Texarkana venue hosts first public performance in 45 years
Texarkana native and composer John Tennison returned to his hometown to premiere a symphony at the Arkansas Municipal Auditorium at E. 3rd and Walnut Street. The symphony, which was called Texarkanon, premiered in the auditorium to increase awareness of its history and to showcase the viability of it as a music and art venue.
The Texarkanon symphony also made history as the first public performance to occur in the auditorium in 45 years. The format stood out in that all 17 hours of the 36-movement Texarkanon (Symphony for a Single Unprepared Piano) took place in one go starting at midnight. Those that attended were able to get a good sense of the huge and other-worldly sound that can come from a single piano when played at speeds approaching 4500 notes per second.
Built in the 1920s, the Arkansas Municipal Auditorium was the primary stop along the Louisiana Hayride Circuit, which had heavy influence on the formation of modern day rock & roll and country music. Musicians who have played there include Elvis Presley and Johnny Cash. The auditorium is now one of the most historical buildings in Texarkana and is on the National Register of Historic Places.

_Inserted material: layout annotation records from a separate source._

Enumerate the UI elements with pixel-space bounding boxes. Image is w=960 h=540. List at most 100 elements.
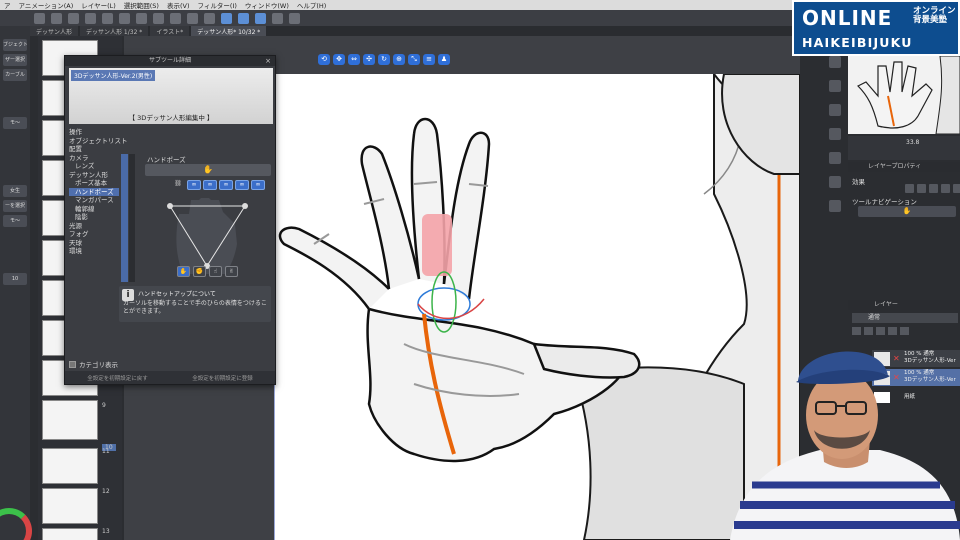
category-display-toggle[interactable]: カテゴリ表示 (69, 359, 118, 369)
category-item[interactable]: 環境 (69, 247, 119, 256)
move-object-icon[interactable]: ✣ (363, 54, 375, 65)
finger-lock-button[interactable]: ∞ (219, 180, 233, 190)
menu-layer[interactable]: レイヤー(L) (77, 0, 120, 10)
category-item[interactable]: フォグ (69, 230, 119, 239)
finger-lock-button[interactable]: ∞ (187, 180, 201, 190)
fill-icon[interactable] (136, 12, 147, 24)
tab-document-2[interactable]: デッサン人形 1/32 * (80, 26, 149, 36)
tab-illustration[interactable]: イラスト* (150, 26, 190, 36)
pan-camera-icon[interactable]: ✥ (333, 54, 345, 65)
menu-selection[interactable]: 選択範囲(S) (120, 0, 163, 10)
page-thumbnail[interactable] (42, 528, 98, 540)
settings-icon[interactable] (289, 12, 300, 24)
category-item[interactable]: ポーズ基本 (69, 179, 119, 188)
panel-icon[interactable] (829, 200, 841, 212)
category-item[interactable]: デッサン人形 (69, 171, 119, 180)
page-thumbnail[interactable] (42, 488, 98, 524)
transform-icon[interactable] (153, 12, 164, 24)
menu-window[interactable]: ウィンドウ(W) (241, 0, 293, 10)
undo-icon[interactable] (68, 12, 79, 24)
page-thumbnail[interactable] (42, 448, 98, 484)
finger-lock-button[interactable]: ∞ (251, 180, 265, 190)
effect-icon[interactable] (929, 184, 938, 193)
panel-icon[interactable] (829, 104, 841, 116)
close-icon[interactable]: × (265, 56, 271, 66)
snap-grid-icon[interactable] (238, 12, 249, 24)
tool-option[interactable]: モ〜 (3, 117, 27, 129)
tool-option[interactable]: ブジェクト (3, 39, 27, 51)
hand-register-icon[interactable]: ✌ (225, 266, 238, 277)
category-item-selected[interactable]: ハンドポーズ (69, 187, 119, 196)
category-item[interactable]: レンズ (69, 162, 119, 171)
category-item[interactable]: 天球 (69, 239, 119, 248)
effect-icon[interactable] (917, 184, 926, 193)
category-item[interactable]: 配置 (69, 145, 119, 154)
snap-special-icon[interactable] (255, 12, 266, 24)
category-item[interactable]: 光源 (69, 222, 119, 231)
rotate-object-icon[interactable]: ↻ (378, 54, 390, 65)
category-item[interactable]: カメラ (69, 154, 119, 163)
panel-icon[interactable] (829, 56, 841, 68)
tool-option[interactable]: 女生 (3, 185, 27, 197)
3d-hand-model[interactable] (274, 74, 800, 540)
move-camera-icon[interactable]: ⟲ (318, 54, 330, 65)
panel-icon[interactable] (829, 128, 841, 140)
category-item[interactable]: 操作 (69, 128, 119, 137)
tool-option[interactable]: ーを選択 (3, 200, 27, 212)
clear-icon[interactable] (119, 12, 130, 24)
panel-icon[interactable] (829, 176, 841, 188)
category-item[interactable]: マンガパース (69, 196, 119, 205)
tool-navigation-button[interactable]: ✋ (858, 206, 956, 217)
hand-fist-icon[interactable]: ✊ (193, 266, 206, 277)
finger-lock-button[interactable]: ∞ (203, 180, 217, 190)
tool-option[interactable]: ザー選択 (3, 54, 27, 66)
panel-icon[interactable] (829, 152, 841, 164)
effect-icon[interactable] (941, 184, 950, 193)
effect-icon[interactable] (953, 184, 960, 193)
loading-icon[interactable] (102, 12, 113, 24)
menu-item[interactable]: ア (0, 0, 15, 10)
category-item[interactable]: 輪郭線 (69, 205, 119, 214)
preset-icon[interactable]: ≡ (423, 54, 435, 65)
tool-option[interactable]: モ〜 (3, 215, 27, 227)
blend-mode-select[interactable]: 通常 (852, 313, 958, 323)
menu-filter[interactable]: フィルター(I) (194, 0, 241, 10)
hand-point-icon[interactable]: ☝ (209, 266, 222, 277)
snap-ruler-icon[interactable] (221, 12, 232, 24)
navigator-preview[interactable] (848, 56, 960, 134)
print-icon[interactable] (51, 12, 62, 24)
ruler-icon[interactable] (272, 12, 283, 24)
menu-help[interactable]: ヘルプ(H) (293, 0, 330, 10)
tool-option[interactable]: カーブル (3, 69, 27, 81)
effect-icon[interactable] (905, 184, 914, 193)
pose-icon[interactable]: ♟ (438, 54, 450, 65)
tab-document-active[interactable]: デッサン人形* 10/32 * (191, 26, 267, 36)
category-item[interactable]: オブジェクトリスト (69, 137, 128, 146)
category-item[interactable]: 陰影 (69, 213, 119, 222)
category-scrollbar[interactable] (121, 154, 128, 282)
menu-view[interactable]: 表示(V) (163, 0, 194, 10)
link-icon[interactable]: ⛓ (171, 180, 185, 190)
hand-select-button[interactable]: ✋ (145, 164, 271, 176)
settings-scrollbar[interactable] (129, 154, 135, 282)
register-all-button[interactable]: 全設定を初期設定に登録 (192, 374, 253, 382)
redo-icon[interactable] (85, 12, 96, 24)
scale-object-icon[interactable]: ⤡ (408, 54, 420, 65)
tool-option[interactable]: 10 (3, 273, 27, 285)
reset-all-button[interactable]: 全設定を初期設定に戻す (87, 374, 148, 382)
crop-icon[interactable] (204, 12, 215, 24)
zoom-camera-icon[interactable]: ⇔ (348, 54, 360, 65)
hand-open-icon[interactable]: ✋ (177, 266, 190, 277)
category-checkbox[interactable] (69, 360, 76, 368)
menu-animation[interactable]: アニメーション(A) (15, 0, 78, 10)
zoom-level[interactable]: 33.8 (906, 139, 919, 146)
invert-icon[interactable] (187, 12, 198, 24)
panel-icon[interactable] (829, 80, 841, 92)
color-wheel[interactable] (0, 508, 32, 540)
page-thumbnail-hand[interactable] (42, 400, 98, 440)
save-icon[interactable] (34, 12, 45, 24)
deselect-icon[interactable] (170, 12, 181, 24)
rotate-axis-icon[interactable]: ⊕ (393, 54, 405, 65)
finger-lock-button[interactable]: ∞ (235, 180, 249, 190)
tab-document-1[interactable]: デッサン人形 (30, 26, 79, 36)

According to Tennison, Texarkanon was inspired by and is intended to call attention to Conlon Nancarrow, a Texarkana native and one of the most influential American composers of the 20th century. Nancarrow was born in 1912 in Texarkana and his father was mayor of Texarkana when the Arkansas Municipal Auditorium was first constructed and dedicated in 1928. After leaving town, Conlon Nancarrow went on to write music so complex that the only available technology at the time that could perform his music were player pianos, which is a type of mechanical piano.
Tennison said Nancarrow wrote music in the canon form, which featured up to 12 different tempos at the same time, referred to as a "12-part tempo canon." Tennison's Texarkanon symphony was also in the canon form and takes Nancarrow's compositional methodology to further extremes, in that it was an 88-part tempo canon. Like much of Nancarrow's music, Texarkanon is too rhythmically complex and fast to be performable by a human. So Tennison relied on a computer playing a digital piano for his creation.
The concert raised funds for the Arkansas Municipal Auditorium Commission, the non-profit organization responsible for the continuing restoration of the venue.